Straight to the finish

CHICAGO -- On the first snowy evening of the season in Chicago, Derrick Rose focused on his commute to the basket.

In a 96-81 victory over the Cleveland Cavaliers, all but one of Rose's field goals came inside 10 feet, with a mixture of bank shots, layups and short jumpers. Some came off fast breaks, others in the half court.

Faced up against a younger challenger to the throne of Central Division point god in Kyrie Irving, Rose scored 16 points on 8-for-21 shooting. He set his season high with seven assists and had his first zero-turnover game. His previous turnover low was four, set three times.

Of course, the big story wasn't Rose's shooting or his improved efficiency as a playmaker, it was Rose tweaking his hamstring on his final drive of the night and missing the last 3½ minutes of a relatively close game.

Was it irony that he hurt himself on his most Derrick Rose move of the night, a one-man fast break that took him untouched to the hole?

Can Bulls fans handle irony right now?

Six games seem like 60 to a fan base that lived and died by Rose's year-long rehab last season. Rose's slow start in this first two weeks of the regular season has nullified much of the excitement created around an impressive preseason start.

Through six games, Rose is averaging 14.7 points, 4.5 assists and 4.2 turnovers. He is shooting 33 percent from the field and 25 percent on 3-pointers.

No matter how much Rose talks about diversifying his game, it's still predicated on him getting to the paint in a hurry. Rose attacking the basket is the key to his game and the Bulls' chances to outlast Indiana and unseat Miami in the East.

On Monday, he did that in spurts. He looked pedestrian for minutes at a time, even when the Bulls' offense was clicking otherwise, and then he would turn it on, bang-bang-bang to the rim.

"Just attacking, usual D-Rose, just attacking," Irving said. "I have the utmost respect for him; just a pleasure to go against a great player like that. I was trying to make it tough for him as much as possible, just stay on his hip make him take tough shots."

In one game, Rose improved his field goal percentage on drives ("Any touch that starts at least 20 feet of the hoop and is dribbled within 10 feet of the hoop and excludes fast breaks," according to NBA.com.) from 36.8 percent to 41.7, according to the newly available SportVU player tracking statistics page on the league's homepage.

Through six games, Rose has scored 27 points on 37 "drives." To put that in perspective, Monta Ellis is leading the NBA with 65 points on 80 drives. Rose doesn't want to be Ellis, of course, but he wants to be able to attack at will in the half court.

But first he has to finish better. When he gets to the rim in any situation, including his specialty, fast breaks, Rose is shooting just 38.46 percent, a far cry from his 2008-12 average of 54.8 percent, according to NBA.com.

Just as important as finishing, Rose isn't getting to the free throw line, a cause of consternation for his coach. He has just 20 free throws in six games, or five more than Kirk Hinrich. He had zero attempts in the win over Cleveland.

"He's done that all season where he's been attacking and not quite finishing, which he normally does," Bulls coach Tom Thibodeau said. "I would like to see him get to the line a little bit. We have to keep working on it."

None of these numbers should be a cause for concern, mainly because Rose's explosiveness is so evident. That was the worry when he tore that ACL two seasons ago: Would it silence his greatest gift? While he's not dunking much with that supposed five extra inches of vertical, his speed is certainly at an MVP level.

While he has talked extensively about his improved jumper, Rose is 6-for-24 on 3-pointers and 2-for-11 on mid-range-to-long 2-pointers.

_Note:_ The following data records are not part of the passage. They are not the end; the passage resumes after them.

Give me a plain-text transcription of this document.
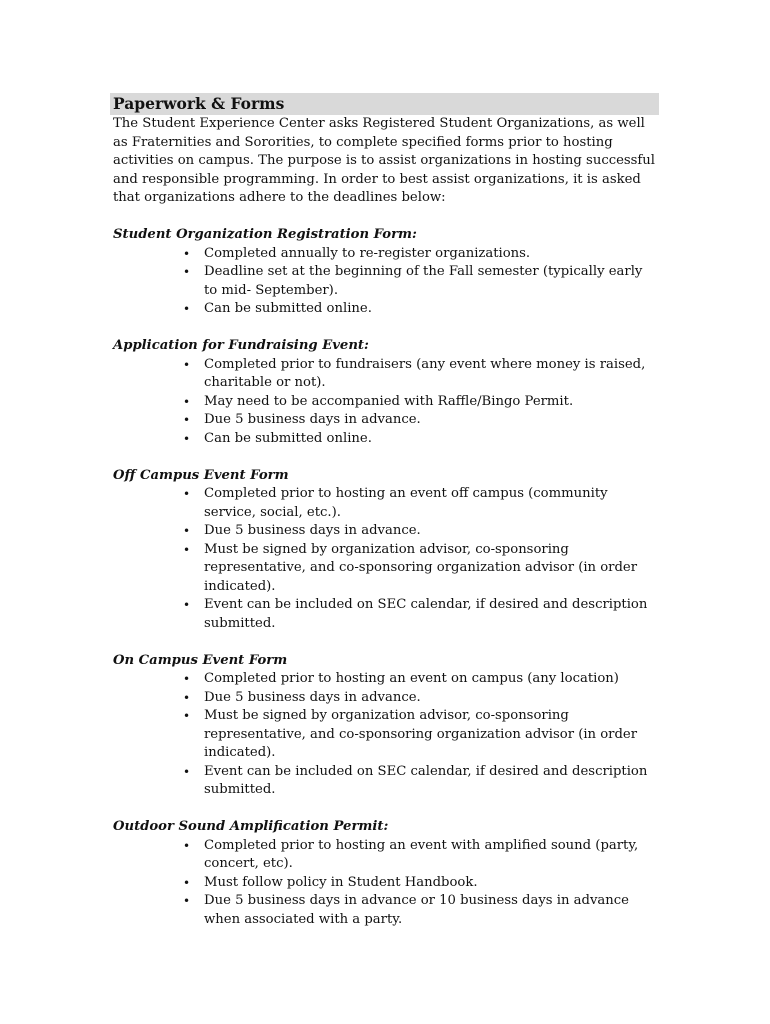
Paperwork & Forms

The Student Experience Center asks Registered Student Organizations, as well as Fraternities and Sororities, to complete specified forms prior to hosting activities on campus. The purpose is to assist organizations in hosting successful and responsible programming. In order to best assist organizations, it is asked that organizations adhere to the deadlines below:

Student Organization Registration Form:

• Completed annually to re-register organizations.
• Deadline set at the beginning of the Fall semester (typically early to mid- September).
• Can be submitted online.

Application for Fundraising Event:

• Completed prior to fundraisers (any event where money is raised, charitable or not).
• May need to be accompanied with Raffle/Bingo Permit.
• Due 5 business days in advance.
• Can be submitted online.

Off Campus Event Form

• Completed prior to hosting an event off campus (community service, social, etc.).
• Due 5 business days in advance.
• Must be signed by organization advisor, co-sponsoring representative, and co-sponsoring organization advisor (in order indicated).
• Event can be included on SEC calendar, if desired and description submitted.

On Campus Event Form

• Completed prior to hosting an event on campus (any location)
• Due 5 business days in advance.
• Must be signed by organization advisor, co-sponsoring representative, and co-sponsoring organization advisor (in order indicated).
• Event can be included on SEC calendar, if desired and description submitted.

Outdoor Sound Amplification Permit:

• Completed prior to hosting an event with amplified sound (party, concert, etc).
• Must follow policy in Student Handbook.
• Due 5 business days in advance or 10 business days in advance when associated with a party.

The Bulls are following suit, shooting 26.3 percent on 3-pointers, though hired gunner Mike Dunleavy seems to be easing into his role.

The good news is, as Rose said to reporters, there are "70-something games left."

If anything, there's some value to struggling earlier when you're trying to peak later in the season. For a Bulls team that has dominated the regular season, maybe it's better for them to start a little slower. That goes for Rose too. (Don't tell Thibs I said that.)

Still, everyone, including Rose, is waiting for that "breakout game."

Rose said his confidence is growing incrementally and his teammates are "allowing me to play the way I normally play, to attack, put everyone on their heels." But he agrees he's not right yet.

"I normally don't play pickup in the summer, and then you throw an injury on top of that, I haven't played basketball in so long," Rose said. "So when I have the basketball in my hand, going into a move or going into a shot, I feel a little bit weird right now. Just getting in that rhythm, getting that groove. Like I said, it's going to be scary."

Rose said he learned patience during his extended rehab, something that hasn't carried over to a perpetually nervous fan base that is waiting to be scared.